O obstetra entende que a única bandeira que os defensores da despenalização ainda podem levantar é a da diminuição das complicações associadas a abortos ilegais "Antes tinha 20 a 22 consultas por mês devido a complicações decorrentes de abortos clandestinos. Agora, são duas ou três."
Crise ou conhecimento da lei? O agravamento do desemprego e da situação económica pode pesar na decisão de ter um filho, mas a maioria dos profissionais de saúde acredita não ser a razão principal para os números da interrupção voluntária da gravidez continuarem a não diminuir. As dificuldades decorrentes da crise económica são apenas parte da história: o maior conhecimento da lei pode explicar o resto.
"Este aumento não me surpreende. É natural que ao início os números não fossem tão altos. A prática tinha acabado de ser instituída: as pessoas não tinham ainda tanta informação", afirma Duarte Vilar, director-executivo da Associação para o Planeamento da Família.

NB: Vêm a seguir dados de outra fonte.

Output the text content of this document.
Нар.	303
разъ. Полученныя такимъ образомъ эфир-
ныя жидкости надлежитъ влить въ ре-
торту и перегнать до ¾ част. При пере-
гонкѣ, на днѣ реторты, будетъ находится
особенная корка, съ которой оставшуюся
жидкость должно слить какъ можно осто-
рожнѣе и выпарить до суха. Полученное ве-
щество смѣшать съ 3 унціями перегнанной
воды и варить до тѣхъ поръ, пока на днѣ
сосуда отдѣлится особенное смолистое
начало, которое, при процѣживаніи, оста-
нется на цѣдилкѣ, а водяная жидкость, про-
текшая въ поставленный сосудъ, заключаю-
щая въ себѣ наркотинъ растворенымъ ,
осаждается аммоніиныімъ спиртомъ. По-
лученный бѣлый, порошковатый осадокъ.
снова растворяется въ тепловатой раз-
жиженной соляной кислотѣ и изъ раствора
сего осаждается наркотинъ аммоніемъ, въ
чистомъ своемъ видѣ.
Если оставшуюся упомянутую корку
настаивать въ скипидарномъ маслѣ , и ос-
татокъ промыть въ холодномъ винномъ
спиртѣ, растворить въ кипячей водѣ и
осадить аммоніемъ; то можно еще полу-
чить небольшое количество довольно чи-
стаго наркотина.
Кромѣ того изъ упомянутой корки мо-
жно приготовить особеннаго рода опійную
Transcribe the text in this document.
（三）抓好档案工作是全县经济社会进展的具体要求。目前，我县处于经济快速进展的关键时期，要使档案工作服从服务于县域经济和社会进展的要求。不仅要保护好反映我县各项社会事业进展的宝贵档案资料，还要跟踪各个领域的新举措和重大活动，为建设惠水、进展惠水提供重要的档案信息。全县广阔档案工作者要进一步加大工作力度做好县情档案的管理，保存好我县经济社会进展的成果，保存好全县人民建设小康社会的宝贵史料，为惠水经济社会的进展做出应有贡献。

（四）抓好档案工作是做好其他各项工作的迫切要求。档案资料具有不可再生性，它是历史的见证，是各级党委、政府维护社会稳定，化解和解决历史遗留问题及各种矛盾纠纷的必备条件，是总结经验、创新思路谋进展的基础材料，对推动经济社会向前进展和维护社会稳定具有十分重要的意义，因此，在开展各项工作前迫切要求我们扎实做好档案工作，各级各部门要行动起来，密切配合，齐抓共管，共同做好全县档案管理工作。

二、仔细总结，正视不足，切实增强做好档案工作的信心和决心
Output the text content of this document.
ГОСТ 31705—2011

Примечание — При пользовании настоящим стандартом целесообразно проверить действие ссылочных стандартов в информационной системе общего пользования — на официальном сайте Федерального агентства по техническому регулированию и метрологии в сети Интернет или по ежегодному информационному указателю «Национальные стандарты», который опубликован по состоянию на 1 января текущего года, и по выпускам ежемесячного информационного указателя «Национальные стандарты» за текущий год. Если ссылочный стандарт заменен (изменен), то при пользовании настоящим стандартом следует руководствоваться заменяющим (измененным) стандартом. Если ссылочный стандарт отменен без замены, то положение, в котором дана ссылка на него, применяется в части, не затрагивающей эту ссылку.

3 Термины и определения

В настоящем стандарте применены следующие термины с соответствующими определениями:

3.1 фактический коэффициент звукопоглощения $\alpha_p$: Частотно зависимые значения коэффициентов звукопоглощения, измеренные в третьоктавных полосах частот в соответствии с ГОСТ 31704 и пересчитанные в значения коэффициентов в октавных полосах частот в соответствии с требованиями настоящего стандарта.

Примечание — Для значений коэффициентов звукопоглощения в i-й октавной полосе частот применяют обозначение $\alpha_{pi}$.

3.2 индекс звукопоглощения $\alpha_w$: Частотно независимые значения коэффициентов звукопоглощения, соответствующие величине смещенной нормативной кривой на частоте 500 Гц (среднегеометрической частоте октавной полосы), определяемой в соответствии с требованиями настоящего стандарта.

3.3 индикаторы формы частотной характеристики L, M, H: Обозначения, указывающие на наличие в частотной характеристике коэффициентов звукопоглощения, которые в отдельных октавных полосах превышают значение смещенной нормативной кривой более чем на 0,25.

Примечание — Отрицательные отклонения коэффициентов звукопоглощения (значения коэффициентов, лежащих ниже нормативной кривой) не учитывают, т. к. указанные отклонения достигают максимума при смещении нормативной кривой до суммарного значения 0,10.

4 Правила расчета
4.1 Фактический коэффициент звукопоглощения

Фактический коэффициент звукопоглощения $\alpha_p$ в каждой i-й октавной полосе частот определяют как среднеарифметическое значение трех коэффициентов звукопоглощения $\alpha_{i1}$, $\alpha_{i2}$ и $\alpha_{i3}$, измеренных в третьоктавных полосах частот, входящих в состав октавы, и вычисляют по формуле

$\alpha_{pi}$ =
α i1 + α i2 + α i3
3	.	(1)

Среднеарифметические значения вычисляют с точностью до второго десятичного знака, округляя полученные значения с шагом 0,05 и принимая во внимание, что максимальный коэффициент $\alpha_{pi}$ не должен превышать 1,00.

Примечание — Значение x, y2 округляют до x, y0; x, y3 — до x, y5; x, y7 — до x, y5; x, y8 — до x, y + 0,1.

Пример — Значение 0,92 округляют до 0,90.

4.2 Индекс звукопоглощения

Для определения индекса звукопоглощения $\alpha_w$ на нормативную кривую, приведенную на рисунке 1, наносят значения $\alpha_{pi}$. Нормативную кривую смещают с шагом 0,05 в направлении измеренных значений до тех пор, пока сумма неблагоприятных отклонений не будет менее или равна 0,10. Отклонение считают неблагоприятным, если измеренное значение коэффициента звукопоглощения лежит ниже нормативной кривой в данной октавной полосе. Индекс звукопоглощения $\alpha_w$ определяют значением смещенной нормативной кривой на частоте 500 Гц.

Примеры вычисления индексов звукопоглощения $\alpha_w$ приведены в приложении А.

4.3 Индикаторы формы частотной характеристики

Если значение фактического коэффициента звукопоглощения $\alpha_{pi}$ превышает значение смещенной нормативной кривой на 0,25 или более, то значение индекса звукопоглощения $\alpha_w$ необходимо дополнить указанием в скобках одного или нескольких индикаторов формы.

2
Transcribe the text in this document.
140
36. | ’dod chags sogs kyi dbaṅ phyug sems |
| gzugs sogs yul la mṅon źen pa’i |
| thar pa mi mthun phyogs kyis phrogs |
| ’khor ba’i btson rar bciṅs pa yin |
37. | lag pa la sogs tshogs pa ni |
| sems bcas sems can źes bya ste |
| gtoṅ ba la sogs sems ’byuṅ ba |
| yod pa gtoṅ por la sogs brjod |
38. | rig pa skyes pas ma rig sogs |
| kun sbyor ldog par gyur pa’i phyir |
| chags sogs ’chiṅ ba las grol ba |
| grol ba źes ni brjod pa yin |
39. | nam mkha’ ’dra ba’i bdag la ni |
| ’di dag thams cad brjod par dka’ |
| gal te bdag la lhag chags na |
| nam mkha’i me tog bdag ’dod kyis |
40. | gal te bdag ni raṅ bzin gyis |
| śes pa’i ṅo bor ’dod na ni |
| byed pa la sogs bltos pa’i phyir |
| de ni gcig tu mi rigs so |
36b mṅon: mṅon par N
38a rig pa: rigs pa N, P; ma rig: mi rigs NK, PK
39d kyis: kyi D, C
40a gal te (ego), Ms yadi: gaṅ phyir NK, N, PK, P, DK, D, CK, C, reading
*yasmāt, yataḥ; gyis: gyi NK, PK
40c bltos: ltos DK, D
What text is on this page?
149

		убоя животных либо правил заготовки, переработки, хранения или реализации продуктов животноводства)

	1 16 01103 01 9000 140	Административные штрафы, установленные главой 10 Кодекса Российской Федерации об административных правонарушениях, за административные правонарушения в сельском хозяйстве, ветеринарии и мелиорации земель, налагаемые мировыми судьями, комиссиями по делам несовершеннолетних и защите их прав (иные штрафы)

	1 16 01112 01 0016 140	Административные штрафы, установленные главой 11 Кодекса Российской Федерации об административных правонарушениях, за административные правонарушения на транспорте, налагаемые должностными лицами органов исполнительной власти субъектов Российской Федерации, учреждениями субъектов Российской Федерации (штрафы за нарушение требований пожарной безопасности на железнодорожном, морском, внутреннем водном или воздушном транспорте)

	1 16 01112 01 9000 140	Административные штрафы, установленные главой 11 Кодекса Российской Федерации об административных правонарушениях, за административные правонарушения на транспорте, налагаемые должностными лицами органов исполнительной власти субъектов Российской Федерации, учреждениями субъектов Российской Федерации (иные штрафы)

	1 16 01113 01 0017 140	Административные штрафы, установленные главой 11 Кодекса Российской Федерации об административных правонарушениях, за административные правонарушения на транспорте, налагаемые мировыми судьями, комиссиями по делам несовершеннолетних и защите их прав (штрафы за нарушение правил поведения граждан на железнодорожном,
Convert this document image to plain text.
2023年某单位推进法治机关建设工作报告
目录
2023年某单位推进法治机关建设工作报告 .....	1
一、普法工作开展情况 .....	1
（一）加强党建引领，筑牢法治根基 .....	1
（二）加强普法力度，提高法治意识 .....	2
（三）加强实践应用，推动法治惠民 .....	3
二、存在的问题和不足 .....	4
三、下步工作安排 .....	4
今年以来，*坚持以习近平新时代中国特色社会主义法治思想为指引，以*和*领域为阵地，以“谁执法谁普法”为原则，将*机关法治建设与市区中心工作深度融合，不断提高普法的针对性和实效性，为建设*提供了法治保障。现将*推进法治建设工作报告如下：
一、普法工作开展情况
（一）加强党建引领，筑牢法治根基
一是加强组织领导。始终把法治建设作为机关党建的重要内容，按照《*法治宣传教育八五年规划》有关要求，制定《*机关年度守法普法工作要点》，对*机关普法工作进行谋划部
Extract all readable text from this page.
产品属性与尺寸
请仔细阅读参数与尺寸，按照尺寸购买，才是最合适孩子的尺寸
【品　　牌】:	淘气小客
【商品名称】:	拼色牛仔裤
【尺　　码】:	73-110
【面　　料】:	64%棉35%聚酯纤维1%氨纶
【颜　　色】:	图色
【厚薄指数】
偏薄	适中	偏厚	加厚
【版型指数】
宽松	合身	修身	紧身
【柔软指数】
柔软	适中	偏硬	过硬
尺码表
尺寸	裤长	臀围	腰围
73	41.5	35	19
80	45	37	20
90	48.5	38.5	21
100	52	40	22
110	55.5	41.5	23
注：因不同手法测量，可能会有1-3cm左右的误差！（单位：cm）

Também Jorge Branco, coordenador do Programa Nacional de Saúde Reprodutiva, entende que "o aumento da confiança nos estabelecimentos de saúde onde é possível realizar um aborto" explica a tendência crescente dos números dos abortos praticados por via legal. A influência da crise, por contraste, "será muito residual, porque quando a lei foi criada já se sentiam estas dificuldades", recorda, o coordenador do Programa Nacional de Saúde Reprodutiva
Mulheres reincidentes Para Daniel Serrão, não há qualquer razão que justifique o aumento dos abortos praticados no país, já que "é uma intervenção completamente desnecessária, que, independentemente de ser feita de forma legal, só traz riscos para a mulher". Dos 13 033 abortos registados nos primeiros oito meses do ano, 12 676 foram feitos por opção da mulher: só em 357 casos, o aborto foi provocado por perigo de morte ou de saúde da grávida ou malformação do feto.
"A lei do aborto não foi acompanhada por medidas que educam para a sexualidade. Se os métodos contraceptivos são gratuitos, não há nenhuma razão para as mulheres não terem uma vida sexual sem necessidade de abortar", lamenta o médico e especialista em ética da vida.
Além das falhas no planeamento familiar, o especialista aponta para a necessidade de controlo das repetições de abortos. "Na maior parte dos países, as mulheres só podem fazer um aborto. Aqui é a la carte", acusa. O registo dos motivos que levam as mulheres a abortar seria, na opinião do especialista, o primeiro passo para perceber "se o fazem por fome ou miséria, por falta de companheiro ou só porque sim".
Jorge Branco, presidente do conselho de administração da Maternidade Alfredo da Costa, explica que na impossibilidade de recusar fazer um aborto a uma mulher que seja reincidente, resta aos profissionais de saúde apostar nos casos mais problemáticos e "dar a essas mulheres métodos contraceptivos menos falíveis e mais duradouros, como os implantes".